The headlights caught something in the middle of their lane, an unrecognizable smear of hair and blood on the blacktop. Barry veered over to avoid it, his jaw tightening. “I just want to state for the record, that you owe me big time for this.”
“The record?” teased Wake. “Is this a legal proceeding? Should I have an attorney present?”
“I’m just saying that my fifteen percent doesn’t cover this kind of thing,” said Barry, trying to hide a smile. “When this is over, you’re going to buy me a tanning bed, and I’m gonna turn it up to Supernova and live inside it. No more Dark Presence. No more Taken. It’s going to be high noon in Barry’s world 24/7.”
“You’ve got a deal.” Wake hesitated. “Thanks, Barry. Thanks for sticking with me.”
“Just tell Alice what a good guy I am when we find her, okay? Maybe she won’t get that look on her face when I show up at the apartment.”
“Thanks for the when, not the if,” said Wake.
“Don’t go all Oprah on me,” said Barry. “It doesn’t suit you.”
“I know,” said Wake.
“I was kidding,” said Barry. “Don’t go beating up on yourself.”

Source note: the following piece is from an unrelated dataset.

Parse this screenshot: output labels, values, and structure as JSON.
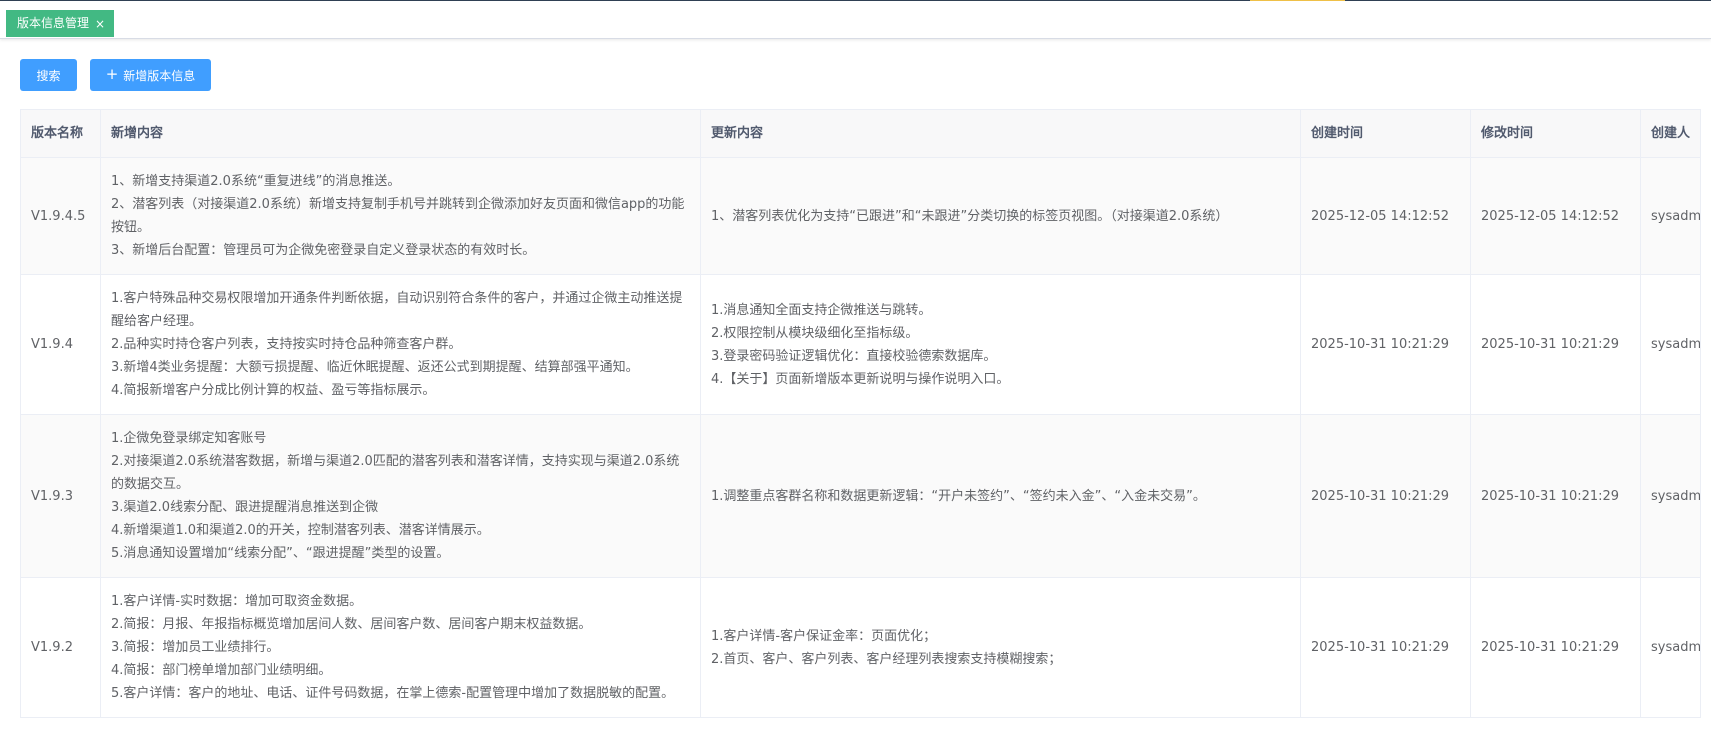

“I don’t have to,” said Wake. “It’s on tape.” He held up the microcassette player.
Alan’s more out of control all the time, doctor, said Alice. The parties, he’s so angry all the time— Wake fast-forwarded the tape. Alan doesn’t really sleep, and the work… well, he’s not writing, at all. He sits there for hours and just gets more and more frustrated. He fast-forwarded it again. You need to be careful with him, doctor. Alan’s not just going to listen to you and cooperate. He’s the most stubborn man I’ve ever met. Wake stopped the tape.